ERC-4361: Sign-In with Ethereum
ERC-4361 standardises the off-chain message format that lets a user "log in" to a web app using their Ethereum wallet. The wallet signs a structured plaintext message; the server verifies the signature against the claimed address. It's the de-facto authentication flow for every modern dApp — Snapshot, Etherscan, OpenSea, etc. — and one of the few ERCs whose adoption is essentially universal.
Required Message Format
example.com wants you to sign in with your Ethereum account:
0xC02aaA39b223FE8D0A0e5C4F27eAD9083C756Cc2
I agree to the rules of example.com.
URI: https://example.com/login
Version: 1
Chain ID: 1
Nonce: 32891756
Issued At: 2025-01-15T13:14:15Z
Expiration Time: 2025-01-15T14:14:15Z
Not Before: 2025-01-15T13:14:15Z
Request ID: 81bb...3acf
Resources:
- ipfs://Qm…
- https://example.com/my-web2-claim.jsonThe server (not a contract) verifies the signature with ecrecover, checks the domain, nonce uniqueness, and time window, then issues a session token. ERC-4361 is a format spec for off-chain auth — no on-chain contracts are required.

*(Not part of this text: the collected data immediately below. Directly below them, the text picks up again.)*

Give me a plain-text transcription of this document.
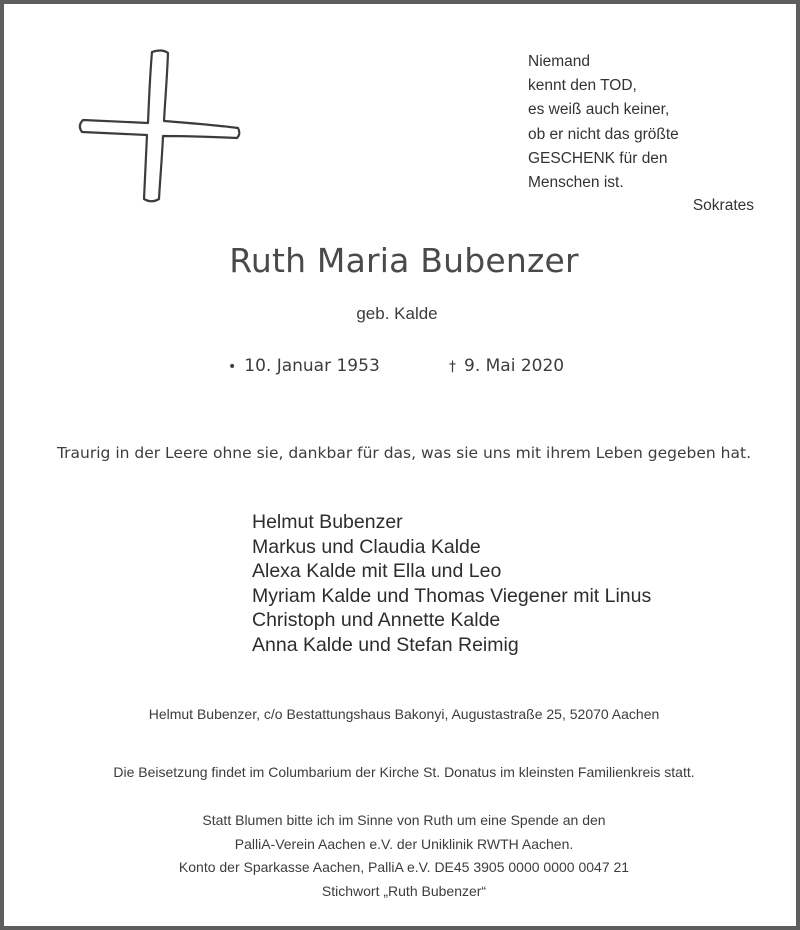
Niemand
kennt den TOD,
es weiß auch keiner,
ob er nicht das größte
GESCHENK für den
Menschen ist.
Sokrates
Ruth Maria Bubenzer
geb. Kalde
• 10. Januar 1953	† 9. Mai 2020
Traurig in der Leere ohne sie, dankbar für das, was sie uns mit ihrem Leben gegeben hat.
Helmut Bubenzer
Markus und Claudia Kalde
Alexa Kalde mit Ella und Leo
Myriam Kalde und Thomas Viegener mit Linus
Christoph und Annette Kalde
Anna Kalde und Stefan Reimig
Helmut Bubenzer, c/o Bestattungshaus Bakonyi, Augustastraße 25, 52070 Aachen
Die Beisetzung findet im Columbarium der Kirche St. Donatus im kleinsten Familienkreis statt.
Statt Blumen bitte ich im Sinne von Ruth um eine Spende an den
PalliA-Verein Aachen e.V. der Uniklinik RWTH Aachen.
Konto der Sparkasse Aachen, PalliA e.V. DE45 3905 0000 0000 0047 21
Stichwort „Ruth Bubenzer“
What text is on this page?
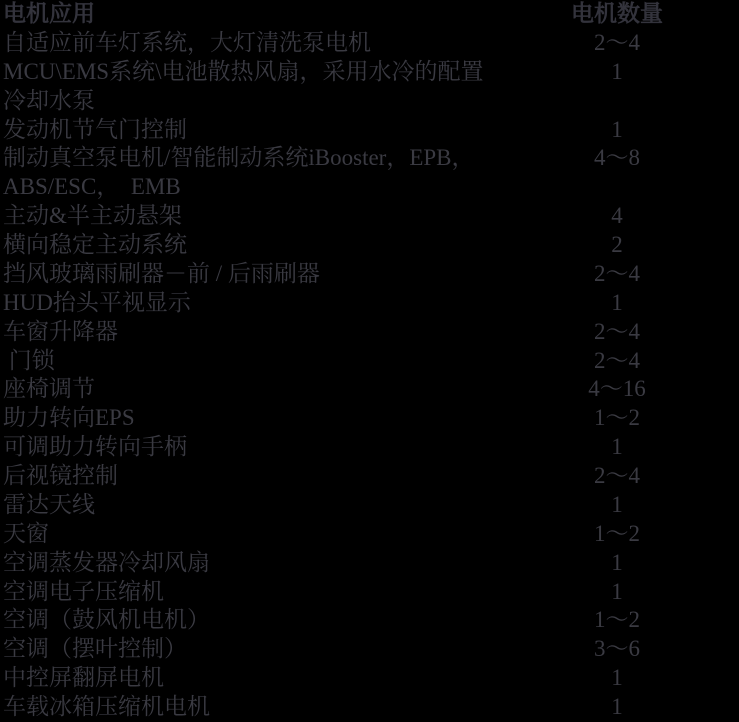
电机应用	电机数量
自适应前车灯系统，大灯清洗泵电机	2～4
MCU\EMS系统\电池散热风扇，采用水冷的配置	1
冷却水泵
发动机节气门控制	1
制动真空泵电机/智能制动系统iBooster，EPB，	4～8
ABS/ESC，  EMB
主动&半主动悬架	4
横向稳定主动系统	2
挡风玻璃雨刷器－前 / 后雨刷器	2～4
HUD抬头平视显示	1
车窗升降器	2～4
门锁	2～4
座椅调节	4～16
助力转向EPS	1～2
可调助力转向手柄	1
后视镜控制	2～4
雷达天线	1
天窗	1～2
空调蒸发器冷却风扇	1
空调电子压缩机	1
空调（鼓风机电机）	1～2
空调（摆叶控制）	3～6
中控屏翻屏电机	1
车载冰箱压缩机电机	1
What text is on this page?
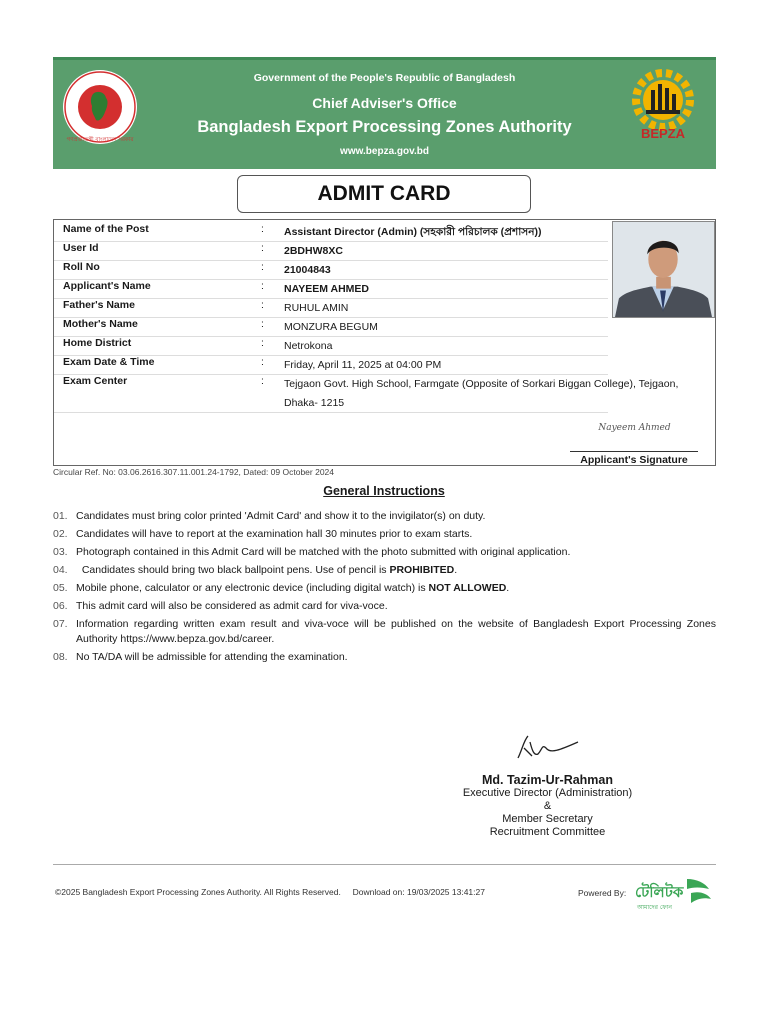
গণপ্রজাতন্ত্রী বাংলাদেশ সরকার
Government of the People's Republic of Bangladesh
Chief Adviser's Office
Bangladesh Export Processing Zones Authority
www.bepza.gov.bd
BEPZA
ADMIT CARD
Name of the Post	: Assistant Director (Admin) (সহকারী পরিচালক (প্রশাসন))
User Id	: 2BDHW8XC
Roll No	: 21004843
Applicant's Name	: NAYEEM AHMED
Father's Name	: RUHUL AMIN
Mother's Name	: MONZURA BEGUM
Home District	: Netrokona
Exam Date & Time	: Friday, April 11, 2025 at 04:00 PM
Exam Center	: Tejgaon Govt. High School, Farmgate (Opposite of Sorkari Biggan College), Tejgaon, Dhaka- 1215
Nayeem Ahmed
Applicant's Signature
Circular Ref. No: 03.06.2616.307.11.001.24-1792, Dated: 09 October 2024
General Instructions
01. Candidates must bring color printed 'Admit Card' and show it to the invigilator(s) on duty.
02. Candidates will have to report at the examination hall 30 minutes prior to exam starts.
03. Photograph contained in this Admit Card will be matched with the photo submitted with original application.
04. Candidates should bring two black ballpoint pens. Use of pencil is PROHIBITED.
05. Mobile phone, calculator or any electronic device (including digital watch) is NOT ALLOWED.
06. This admit card will also be considered as admit card for viva-voce.
07. Information regarding written exam result and viva-voce will be published on the website of Bangladesh Export Processing Zones Authority https://www.bepza.gov.bd/career.
08. No TA/DA will be admissible for attending the examination.
Md. Tazim-Ur-Rahman
Executive Director (Administration)
&
Member Secretary
Recruitment Committee
©2025 Bangladesh Export Processing Zones Authority. All Rights Reserved. Download on: 19/03/2025 13:41:27	Powered By: টেলিটক
আমাদের ফোন
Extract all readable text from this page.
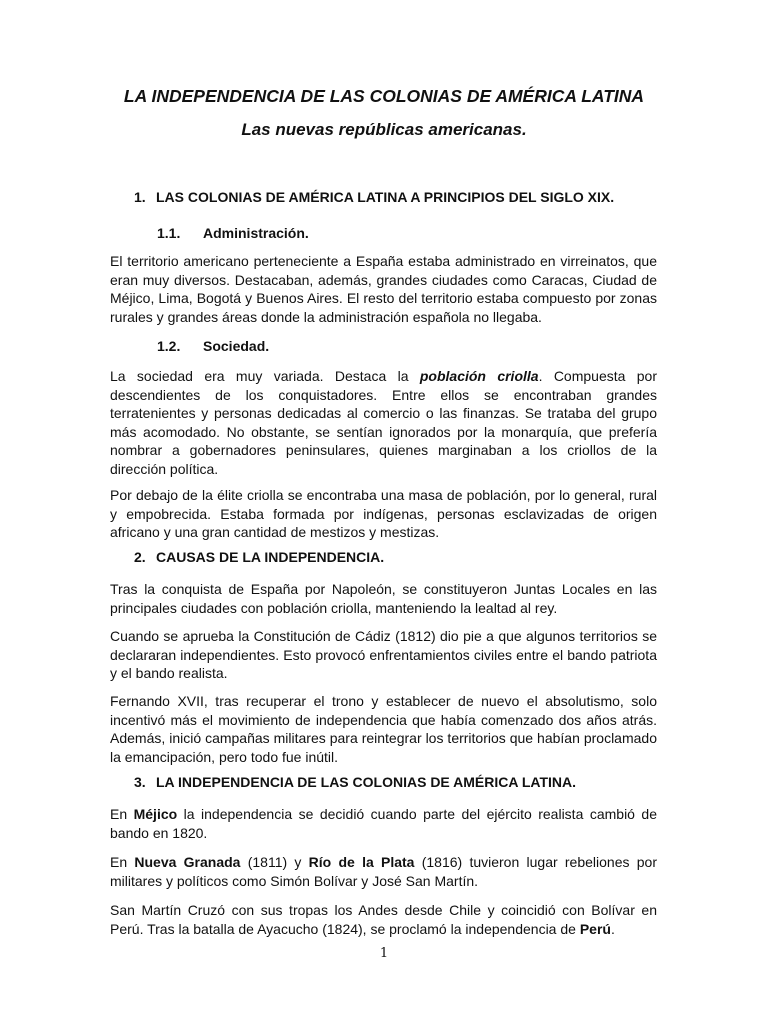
LA INDEPENDENCIA DE LAS COLONIAS DE AMÉRICA LATINA
Las nuevas repúblicas americanas.
1. LAS COLONIAS DE AMÉRICA LATINA A PRINCIPIOS DEL SIGLO XIX.
1.1. Administración.
El territorio americano perteneciente a España estaba administrado en virreinatos, que eran muy diversos. Destacaban, además, grandes ciudades como Caracas, Ciudad de Méjico, Lima, Bogotá y Buenos Aires. El resto del territorio estaba compuesto por zonas rurales y grandes áreas donde la administración española no llegaba.
1.2. Sociedad.
La sociedad era muy variada. Destaca la población criolla. Compuesta por descendientes de los conquistadores. Entre ellos se encontraban grandes terratenientes y personas dedicadas al comercio o las finanzas. Se trataba del grupo más acomodado. No obstante, se sentían ignorados por la monarquía, que prefería nombrar a gobernadores peninsulares, quienes marginaban a los criollos de la dirección política.
Por debajo de la élite criolla se encontraba una masa de población, por lo general, rural y empobrecida. Estaba formada por indígenas, personas esclavizadas de origen africano y una gran cantidad de mestizos y mestizas.
2. CAUSAS DE LA INDEPENDENCIA.
Tras la conquista de España por Napoleón, se constituyeron Juntas Locales en las principales ciudades con población criolla, manteniendo la lealtad al rey.
Cuando se aprueba la Constitución de Cádiz (1812) dio pie a que algunos territorios se declararan independientes. Esto provocó enfrentamientos civiles entre el bando patriota y el bando realista.
Fernando XVII, tras recuperar el trono y establecer de nuevo el absolutismo, solo incentivó más el movimiento de independencia que había comenzado dos años atrás. Además, inició campañas militares para reintegrar los territorios que habían proclamado la emancipación, pero todo fue inútil.
3. LA INDEPENDENCIA DE LAS COLONIAS DE AMÉRICA LATINA.
En Méjico la independencia se decidió cuando parte del ejército realista cambió de bando en 1820.
En Nueva Granada (1811) y Río de la Plata (1816) tuvieron lugar rebeliones por militares y políticos como Simón Bolívar y José San Martín.
San Martín Cruzó con sus tropas los Andes desde Chile y coincidió con Bolívar en Perú. Tras la batalla de Ayacucho (1824), se proclamó la independencia de Perú.
1
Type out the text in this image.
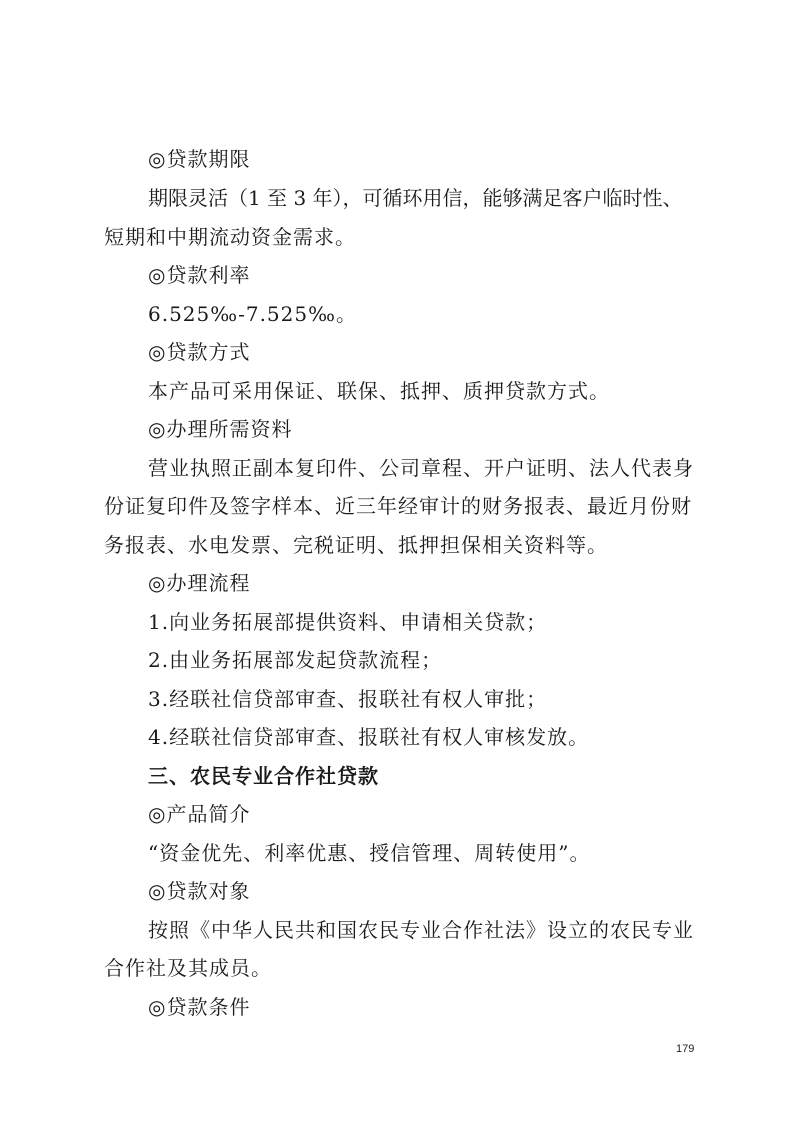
◎贷款期限
期限灵活（1 至 3 年），可循环用信，能够满足客户临时性、
短期和中期流动资金需求。
◎贷款利率
6.525‰-7.525‰。
◎贷款方式
本产品可采用保证、联保、抵押、质押贷款方式。
◎办理所需资料
营业执照正副本复印件、公司章程、开户证明、法人代表身
份证复印件及签字样本、近三年经审计的财务报表、最近月份财
务报表、水电发票、完税证明、抵押担保相关资料等。
◎办理流程
1.向业务拓展部提供资料、申请相关贷款；
2.由业务拓展部发起贷款流程；
3.经联社信贷部审查、报联社有权人审批；
4.经联社信贷部审查、报联社有权人审核发放。
三、农民专业合作社贷款
◎产品简介
“资金优先、利率优惠、授信管理、周转使用”。
◎贷款对象
按照《中华人民共和国农民专业合作社法》设立的农民专业
合作社及其成员。
◎贷款条件
179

Neo Equivalent: Native Witness over a Domain-Bound Message
Neo's witness model already provides the same "user signs a message, server verifies" primitive — at the protocol level, with no need for a domain-separator hack. Two viable patterns:
A. Sign-a-transaction-stub — the wallet signs an empty Neo invocation script that includes the domain, nonce, and timestamps as Notify payloads or PUSH literals. The server verifies the witness via Crypto.VerifyWithECDsa (or by simulating the script) and reads the embedded fields.
B. Sign-arbitrary-message — the wallet signs an arbitrary byte string prefixed with a Neo-Express-style magic header (010001f0 + payload + 00) using its private key. The server verifies via Crypto.VerifyWithECDsa(payload, pubKey, signature). This is what NeoLine, O3, and OneGate already implement under the brand "Neo Sign-In".
| ERC-4361 Field | Neo Equivalent |
|---|---|
domain line | Application-defined prefix in the signed message; verified server-side |
address (claim) | Neo address derived from pubKey via Helper.ToScriptHash(pubKey) |
EIP-191 prefix (\x19Ethereum Signed Message:\n) | Neo wallet message prefix (010001f0 + length + payload + 00) |
Chain ID | Neo network magic (894710606 TestNet) baked into the signed payload |
Nonce | Application-supplied random nonce; server tracks consumed nonces |
Issued At / Expiration Time / Not Before | Timestamps in the payload; server enforces window |
ecrecover (server) | Crypto.VerifyWithECDsa(payload, pubKey, sig, NamedCurveHash.secp256r1SHA256) (server) |
Resources (URIs the user is authorising) | Free-form payload; convention only |
| Wallet UX (sign typed/personal message) | NeoLine signMessage, O3 signPersonal, OneGate signMessage |
Migration Notes
The most useful "neo-side" SIWE adoption is a JS-SDK convention, not an on-chain contract. The mirror page exists because:
- dApp authors migrating from Ethereum keep asking "where's SIWE on Neo?".
- The wallet-side message format is already standard (Neo dApp API
signMessage); a thin server library that mirrorssiwe-js's API would close the migration gap for most dApps.
Recommended: publish a neo-siwe server library with the same shape as siwe — prepareMessage(), verify(), generateNonce() — wrapping the wallet's signMessage payload format. No contract required; any backend can adopt SIWE-on-Neo with one helper.